Ülkenin 'şakülü' çoktan kaydı

"İyi yaşama arzusu" ile "sunulanı, öğretileni, özendirileni yaşamak” arasındaki çelişkiyi aşamadığımızdan "siyaset" kurumundan bunca çok şey beklemekteyiz.

Peki,"Nedir iyi yaşamak?" diye sorarsanız: "Yola çıktığınız yerden daha uzaklara, daha sağlıklı ve umut dolu düşmek" diyebilirim. Bunun yolu çalışmaktan geçiyorsa ve emek yüklüyse, yürünen yol daha bir keyifli oluyor, diye düşünenlerdenim.

Görmediğini, dokunmadığını anlayamayan hatta korkan bir toplumda, insan ne kadar farklı hayaller kurabilir ki? Üstelik aklından geçenleri bile "günah "süzgecinden geçirmek zorunda bırakılan bir gençlikle modern dünyanın neresinde  kendimize yer bulacağız bilemiyorum ama 3.dünya ülkesi olmaya doğru gittiğimizden eminim.

"Kadına dayağın" kadınlara Allah’ın lütfu olduğunu devletin televizyonlarında kusanlardan tutun da içinde "domuz serumu" vardır, diye çocuğuna aşı yaptırmayan babaya kadar geldiğimize göre varın siz söyleyin nereye gittiğimizi. İşin daha vahimi bu konuda açılan davalardan birinde kendini “kadı” sayan bir hakimin, aşı yaptırmak istemeyen babayı haklı bulması.
Güneşe aldırmayın, yaz gelmiyor ülkeye. Biz haritanın Ege ve Akdeniz tarafındaki sığınaklarımızda  "Kim daha solcu?","Kim daha Atatürkçü" tartışmaları ile birbirimizi acımasızca eleştirmeye hatta yok etmeye çalışırken Türkiye’min şakülü çoktan kaydı. Çünkü kolayı seçer insan. Cevaplarını bildiği soruları sorar; doğumu-ölümü "kadere" bağlayıp şu âlemde bedeni kadar  bir boşluğu doldurup gitmek nasıl büyük bir mutluluktur, düşünsenize.

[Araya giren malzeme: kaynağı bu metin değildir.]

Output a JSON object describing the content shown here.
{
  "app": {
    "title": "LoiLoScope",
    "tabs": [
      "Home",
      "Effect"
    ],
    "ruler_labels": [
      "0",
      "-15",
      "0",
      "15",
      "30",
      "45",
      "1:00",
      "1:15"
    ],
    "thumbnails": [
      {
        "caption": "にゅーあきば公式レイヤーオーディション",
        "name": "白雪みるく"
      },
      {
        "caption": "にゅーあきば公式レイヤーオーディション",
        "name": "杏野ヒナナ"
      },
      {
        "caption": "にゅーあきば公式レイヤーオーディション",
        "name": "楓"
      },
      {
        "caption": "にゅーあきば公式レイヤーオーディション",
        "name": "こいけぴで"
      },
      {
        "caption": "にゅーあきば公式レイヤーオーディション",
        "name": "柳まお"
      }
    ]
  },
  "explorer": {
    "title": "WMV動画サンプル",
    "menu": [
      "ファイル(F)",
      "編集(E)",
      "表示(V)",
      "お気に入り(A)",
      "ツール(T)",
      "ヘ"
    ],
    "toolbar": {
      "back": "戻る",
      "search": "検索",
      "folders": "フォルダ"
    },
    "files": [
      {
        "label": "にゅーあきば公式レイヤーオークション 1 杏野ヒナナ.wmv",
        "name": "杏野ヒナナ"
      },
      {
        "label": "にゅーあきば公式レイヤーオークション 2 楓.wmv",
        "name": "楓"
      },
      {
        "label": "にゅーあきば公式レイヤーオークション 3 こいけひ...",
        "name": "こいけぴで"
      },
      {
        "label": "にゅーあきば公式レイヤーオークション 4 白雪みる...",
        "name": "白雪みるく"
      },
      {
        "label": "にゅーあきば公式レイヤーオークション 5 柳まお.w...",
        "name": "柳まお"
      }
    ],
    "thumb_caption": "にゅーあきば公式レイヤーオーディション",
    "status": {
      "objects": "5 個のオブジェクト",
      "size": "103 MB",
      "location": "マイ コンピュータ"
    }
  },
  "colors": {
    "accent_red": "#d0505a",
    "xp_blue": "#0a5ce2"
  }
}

Bir de bunun üstüne öbür dünya nimetlerinin cazibesi -nedense hep cinsel ödüllerle sunulur- yakıp kavuruyorsa gönülleri, birileri için "nefes almak" yeterliyse yazdığın da boş, söylediğinde.

Çocuklar düşünmesin, diye felsefe dersinin; ülkesini tanımasın, diye coğrafya dersinin müfredatının değiştirilmesine sessiz kalan bir toplum; kısık ateşte tavaya konmuş kurbağadan farklı değildir anlayacağınız.

Bir olay daha var, aslında basına yansımadı; bir doktor arkadaşım anlattı:
Anne karnında bebeğin boynuna kordon dolanmış ve sezaryen yapılmazsa
anne ya da çocuğun öleceği bir vakada, doktorların tüm ikna  çabalarına karşın "Karımın karnını kestirmem, günah." demekte direten bir baba müsvettesinin izin vermediği için göz göre bebeğin öldüğünü bilin istedim.
İşte bütün bu gidişatı artık siyaset kurumu ile çözmek de gün geçtikçe
zorlaşıyor. Çünkü artık bu halktan oy alabilmek için önce dindar olduğunu anlatmak zorunda iktidar olmak isteyen siyasi parti. Öyle olmasa asgari ücretin 1500 liraya çıkmasına asgari ücretliler, mazotun 1,5 liraya düşmesine çiftçiler karşı çıkar mıydı?